Colorectal cancer (CRC) is the second leading cause of cancer death in the United States. There is compelling evidence that screening for CRC Finding and removing precancerous polyps early can reduce CRC mortality. However, screening has associated harms, including procedural complications and inherent limitations. For example, colonoscopy, the most common screening tool in the United States, is less effective in preventing cancers of the right or ascending side of the colon than cancers of the left or descending side of the colon.
In addition, only 60% of American adults recommended for screening follow it. Even under the best of circumstances, screening is resource-intensive, requires time, equipment, and a qualified physician to perform the procedure, and cannot be widely implemented in many parts of the world. Thus, alternatives to screening to effectively prevent CRC constitute an unmet need.
What are the alternatives to screening for the prevention of colorectal cancer?
Adhering to healthy lifestyle habits, including maintaining a healthy body weight, maintaining physical activity, and abstaining from smoking, can reduce the risk of CRC in all individuals. These habits also help prevent other chronic health problems.
In addition to lifestyle, chemoprevention – the use of agents to inhibit, delay or intercept and reverse cancer formation – also shows great promise. The ideal chemopreventive agent, or combination of agents, requires that the benefits outweigh the risks, especially since effective prevention probably requires long-term use. Many different agents have been proposed and studied over the past decades.
Study suggests aspirin may help prevent colorectal cancer
In an article published in the journal Intestine, the researchers conducted a systematic review, analyzing data from 80 meta-analyzes or systematic reviews of interventional and observational studies published between 1980 and 2019, examining the use of drugs, vitamins, supplements and dietary factors for prevention of CRC in people at medium risk.
The authors found that regular use of aspirin, nonsteroidal anti-inflammatory drugs (NSAIDs) such as ibuprofen (Advil, Motrin) or naproxen (Aleve), magnesium and folate is associated with a decrease in of CCR risk. Additionally, a high intake of fiber, fruits and vegetables, and dairy products also appear to be associated with reduced risk. In contrast, heavy alcohol consumption and heavy consumption of red or processed meat are associated with an increased incidence of CRC. There was no evidence of a protective benefit for tea, coffee, garlic, fish, or soy products.
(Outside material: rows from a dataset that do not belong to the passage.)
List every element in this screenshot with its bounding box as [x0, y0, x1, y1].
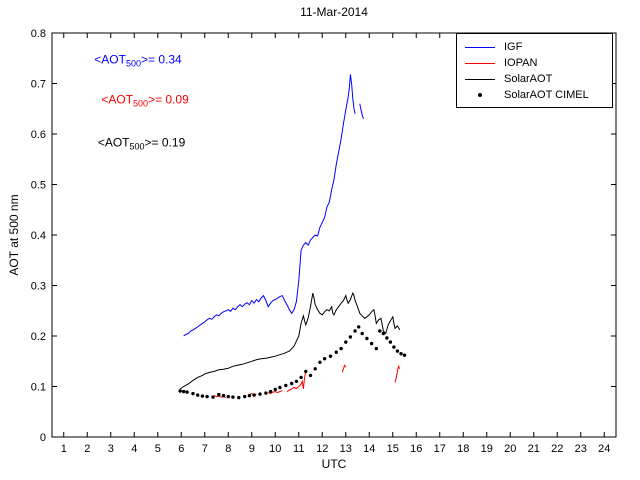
mean-aot-annotation: <AOT500>= 0.09	[101, 93, 189, 109]
x-tick-label: 24	[598, 443, 610, 455]
x-tick-label: 1	[61, 443, 67, 455]
axes-box	[51, 32, 617, 438]
mean-aot-annotation: <AOT500>= 0.19	[98, 136, 186, 152]
x-tick-label: 21	[528, 443, 540, 455]
x-tick-label: 7	[202, 443, 208, 455]
legend-item-igf: IGF	[457, 39, 612, 55]
y-tick-labels: 0 0.1 0.2 0.3 0.4 0.5 0.6 0.7 0.8	[31, 28, 46, 444]
x-axis-label: UTC	[321, 457, 347, 471]
x-tick-label: 3	[108, 443, 114, 455]
series-iopan	[179, 364, 401, 399]
y-tick-label: 0.4	[31, 230, 46, 242]
legend-label: SolarAOT CIMEL	[504, 89, 589, 101]
legend-dot-marker	[465, 93, 495, 97]
legend-item-solaraot-cimel: SolarAOT CIMEL	[457, 87, 612, 103]
series-igf	[183, 74, 364, 337]
y-axis-label: AOT at 500 nm	[7, 194, 21, 276]
chart-title: 11-Mar-2014	[300, 5, 368, 19]
x-tick-label: 11	[293, 443, 304, 455]
x-tick-label: 2	[84, 443, 90, 455]
legend-label: IOPAN	[504, 57, 538, 69]
x-tick-label: 5	[155, 443, 161, 455]
legend-item-solaraot: SolarAOT	[457, 71, 612, 87]
x-tick-label: 23	[575, 443, 587, 455]
x-tick-label: 9	[249, 443, 255, 455]
x-tick-label: 4	[131, 443, 137, 455]
x-tick-labels: 1 2 3 4 5 6 7 8 9 10 11 12 13 14 15 16 17 18 19 20 21 22 23 24	[61, 443, 611, 455]
mean-aot-annotation: <AOT500>= 0.34	[94, 52, 182, 68]
y-tick-label: 0.5	[31, 180, 46, 192]
y-tick-label: 0.3	[31, 281, 46, 293]
legend-line-marker	[465, 46, 495, 48]
x-tick-label: 22	[551, 443, 563, 455]
y-tick-label: 0.1	[31, 382, 46, 394]
x-tick-label: 8	[225, 443, 231, 455]
x-tick-label: 14	[363, 443, 375, 455]
x-tick-label: 17	[434, 443, 446, 455]
legend-line-marker	[465, 62, 495, 64]
y-tick-label: 0.6	[31, 129, 46, 141]
legend-line-marker	[465, 78, 495, 80]
x-tick-label: 20	[504, 443, 516, 455]
x-tick-label: 6	[178, 443, 184, 455]
series-solaraot-cimel	[178, 325, 407, 400]
legend-item-iopan: IOPAN	[457, 55, 612, 71]
x-tick-label: 18	[457, 443, 469, 455]
x-tick-label: 19	[481, 443, 493, 455]
y-tick-label: 0	[40, 432, 46, 444]
x-tick-label: 15	[387, 443, 399, 455]
legend-label: IGF	[504, 41, 523, 53]
x-tick-label: 13	[340, 443, 352, 455]
series-solaraot	[179, 291, 401, 390]
legend-label: SolarAOT	[504, 73, 553, 85]
y-tick-label: 0.7	[31, 79, 46, 91]
x-tick-label: 10	[269, 443, 281, 455]
x-tick-label: 16	[410, 443, 422, 455]
x-tick-label: 12	[316, 443, 328, 455]
y-tick-label: 0.8	[31, 28, 46, 40]
legend: IGF IOPAN SolarAOT SolarAOT CIMEL	[456, 33, 613, 108]
y-tick-label: 0.2	[31, 331, 46, 343]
The strongest level of evidence of a protective benefit exists for aspirin, which includes “gold standard” randomized controlled trials showing that regular use of aspirin reduces the risk of precancerous adenomatous polyps of the colon, a precursor of the vast majority of CCRs. The level of evidence is low to very low for other protective agents, including NSAIDs, magnesium and folate.
Limitations of this review include variation in included study populations, study designs, dosage of study agent (s), and duration of exposure and follow-up time. This reflects the challenges inherent in conducting studies of preventive agents for CRC, which require large numbers of participants and long-term follow-up (it takes several years for normal colon tissue to turn into polyp and then into CRC. ).
What should I tell my patients?
Despite a low level of supporting evidence, efforts to prevent cancer through dietary interventions, such as eating a high-fiber diet and reducing red meat consumption, are reasonable to recommend in general because they are generally not associated with negative consequences.
However, interventions that involve medication generally require a higher level of evidence, as they are associated with the potential for adverse effects. Of the drugs proposed for the chemoprevention of CRC, I believe aspirin has perhaps the strongest level of evidence to support potential efficacy, a conclusion shared by the review. The studies included in this systematic review conducted the US Task Force on Preventive Services (USPSTF) to recommend low-dose aspirin (81 milligrams per day) for the joint prevention of CRC and cardiovascular disease (CVD), for people aged 50 to 59 years with a 10% risk over 10 years for a CVD event. However, the USPSTF has warned of the potential harmful effects of aspirin, including gastrointestinal bleeding.
I generally recommend the use of aspirin for the prevention of CRC only after a detailed discussion of the potential risks and benefits, while acknowledging the lack of broader population-based recommendations or conclusive data supporting use in additional age groups or based on other risk factors.